The Food & Drug Administration gave the nod to Hologic Inc.‘s Adiana sterilization treatment, which uses a minimally invasive natural orifice surgical technique to provide permanent contraception.
The Bedford women’s health products maker said the the federal safety monitor gave pre-market approval for procedure, which involves threading an endoscope through the vagina, cervix and uterus into the fallopian tubes, where radiofrequency energy is applied to small sections of the tube.
Tony Kingsley, SVP of gynecological surgical products, told MassDevice the catheter delivers about 3 watts of energy for roughly 60 seconds in order to create a tiny, shallow lesion in the fallopian tube. A small, silicon matrix plug with a solid core is then inserted at the site to block ova from contact with sperm.
“That lesion stimulates a healing response from the body,” Kingsley said. “The reaction of the tissue of the fallopian tube is to grow into and through the pores of the matrix and thereby occlude the tube. It’s a clever and elegant technique. This is a less-than-12-minute procedure that can be done in the doctor’s office.”
The technique is fully effective after three months, as new tissue enfolds the implanted plugs. Patients continue to use birth control during that three-month period, until an X-ray confirms that the plugs are in place and working properly.
It’s an alternative to tubal ligation, in which surgeons tie off the fallopian tubes; about 700,000 women have tubal ligations each year, according to Kingsley. In clinical trials, Adiana’s efficacy rate was 98.4 percent after three years, he added (about 2 percent of tubal ligations fail).

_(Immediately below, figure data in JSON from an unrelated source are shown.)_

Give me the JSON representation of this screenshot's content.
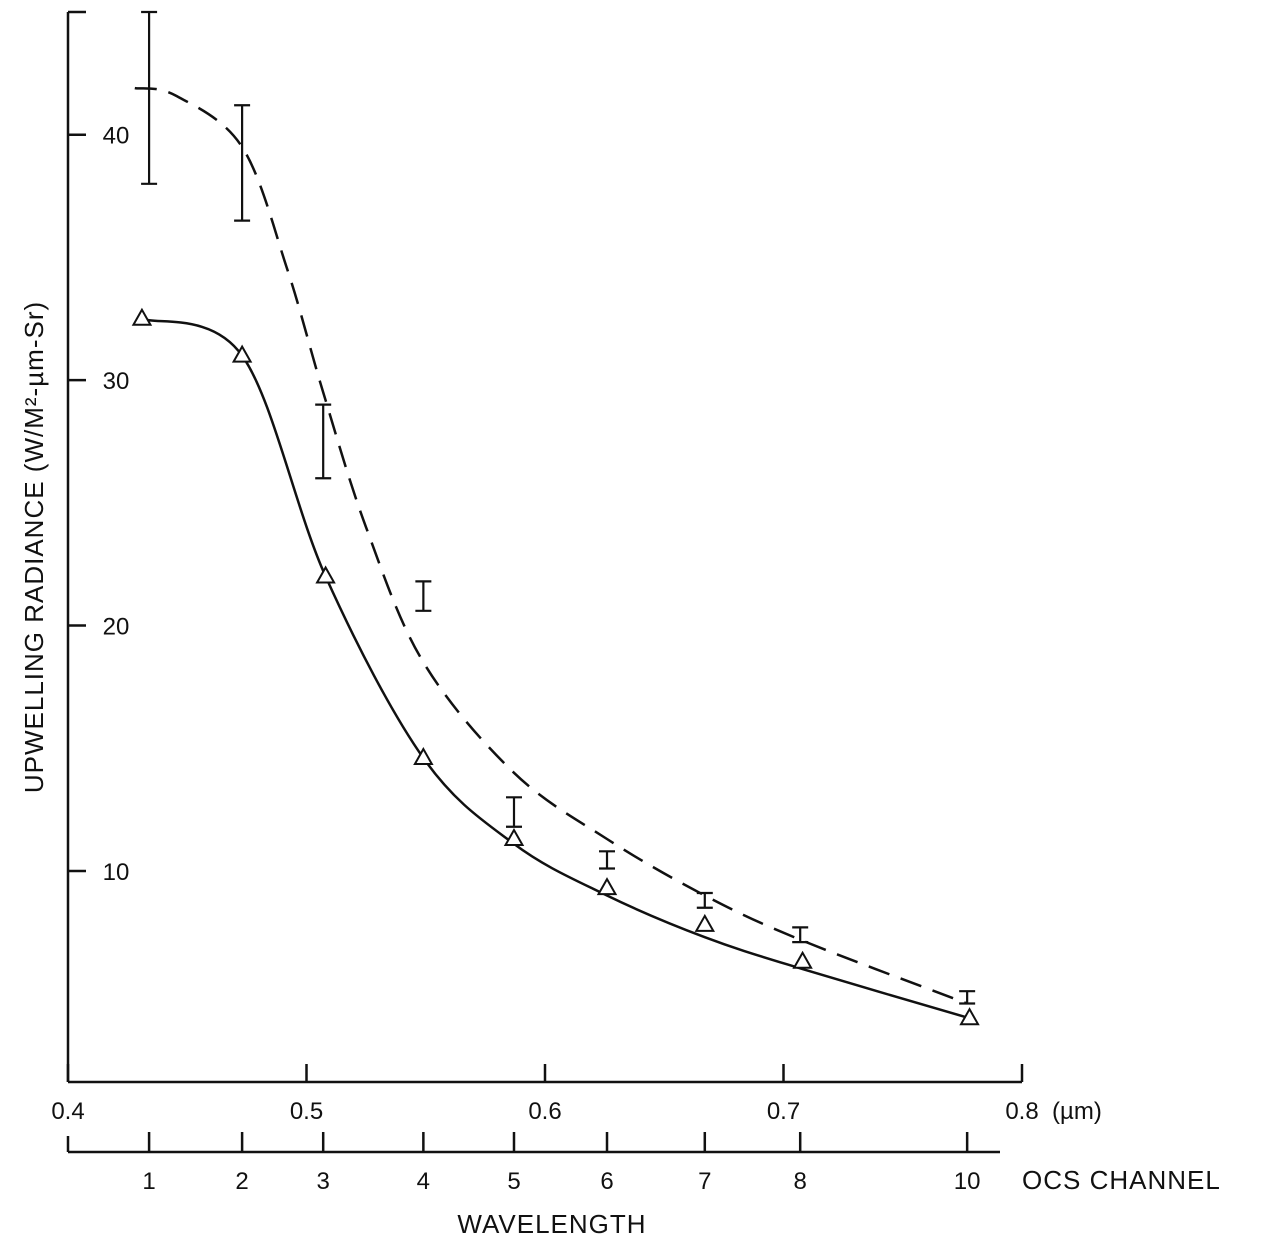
{
  "chart_data": {
    "type": "scatter",
    "ylabel": "UPWELLING RADIANCE (W/M²-µm-Sr)",
    "xlabel": "WAVELENGTH",
    "y_ticks": [
      "10",
      "20",
      "30",
      "40"
    ],
    "y_tick_values": [
      10,
      20,
      30,
      40
    ],
    "wavelength_ticks": [
      "0.4",
      "0.5",
      "0.6",
      "0.7",
      "0.8"
    ],
    "wavelength_tick_values": [
      0.4,
      0.5,
      0.6,
      0.7,
      0.8
    ],
    "wavelength_unit": "(µm)",
    "channel_axis_label": "OCS CHANNEL",
    "channels": [
      {
        "label": "1",
        "wavelength": 0.434
      },
      {
        "label": "2",
        "wavelength": 0.473
      },
      {
        "label": "3",
        "wavelength": 0.507
      },
      {
        "label": "4",
        "wavelength": 0.549
      },
      {
        "label": "5",
        "wavelength": 0.587
      },
      {
        "label": "6",
        "wavelength": 0.626
      },
      {
        "label": "7",
        "wavelength": 0.667
      },
      {
        "label": "8",
        "wavelength": 0.707
      },
      {
        "label": "10",
        "wavelength": 0.777
      }
    ],
    "xlim": [
      0.4,
      0.8
    ],
    "ylim": [
      1.4,
      45
    ],
    "series": [
      {
        "style": "solid",
        "marker": "triangle",
        "points": [
          {
            "x": 0.431,
            "y": 32.5
          },
          {
            "x": 0.473,
            "y": 31.0
          },
          {
            "x": 0.508,
            "y": 22.0
          },
          {
            "x": 0.549,
            "y": 14.6
          },
          {
            "x": 0.587,
            "y": 11.3
          },
          {
            "x": 0.626,
            "y": 9.3
          },
          {
            "x": 0.667,
            "y": 7.8
          },
          {
            "x": 0.708,
            "y": 6.3
          },
          {
            "x": 0.778,
            "y": 4.0
          }
        ],
        "curve": [
          {
            "x": 0.431,
            "y": 32.5
          },
          {
            "x": 0.473,
            "y": 31.0
          },
          {
            "x": 0.508,
            "y": 22.0
          },
          {
            "x": 0.549,
            "y": 14.6
          },
          {
            "x": 0.587,
            "y": 11.1
          },
          {
            "x": 0.626,
            "y": 9.0
          },
          {
            "x": 0.667,
            "y": 7.3
          },
          {
            "x": 0.708,
            "y": 6.0
          },
          {
            "x": 0.778,
            "y": 4.0
          }
        ]
      },
      {
        "style": "dashed",
        "marker": "errorbar",
        "error_bars": [
          {
            "x": 0.434,
            "low": 38.0,
            "high": 45.0
          },
          {
            "x": 0.473,
            "low": 36.5,
            "high": 41.2
          },
          {
            "x": 0.507,
            "low": 26.0,
            "high": 29.0
          },
          {
            "x": 0.549,
            "low": 20.6,
            "high": 21.8
          },
          {
            "x": 0.587,
            "low": 11.8,
            "high": 13.0
          },
          {
            "x": 0.626,
            "low": 10.1,
            "high": 10.8
          },
          {
            "x": 0.667,
            "low": 8.5,
            "high": 9.1
          },
          {
            "x": 0.707,
            "low": 7.1,
            "high": 7.7
          },
          {
            "x": 0.777,
            "low": 4.6,
            "high": 5.1
          }
        ],
        "curve": [
          {
            "x": 0.428,
            "y": 41.9
          },
          {
            "x": 0.445,
            "y": 41.6
          },
          {
            "x": 0.473,
            "y": 39.5
          },
          {
            "x": 0.492,
            "y": 34.5
          },
          {
            "x": 0.507,
            "y": 29.5
          },
          {
            "x": 0.525,
            "y": 24.0
          },
          {
            "x": 0.549,
            "y": 18.5
          },
          {
            "x": 0.587,
            "y": 14.0
          },
          {
            "x": 0.626,
            "y": 11.3
          },
          {
            "x": 0.667,
            "y": 9.0
          },
          {
            "x": 0.707,
            "y": 7.2
          },
          {
            "x": 0.777,
            "y": 4.6
          }
        ]
      }
    ]
  }
}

“That’s exciting data. No sterilization method is perfect,” Kingsley said, adding that the cost of procedure itself will vary according to patients’ insurance coverage (“In an office setting, it’s conceivable the patient might have only the co-pay,” he told us).
Kingsley said the treatment should be available within a few weeks, once Hologic has a chance to run participating doctors through what he called “a pretty rigorous training requirement.”
The technique won CE Mark approval in the European Union earlier this year and has been available since about February there, he added.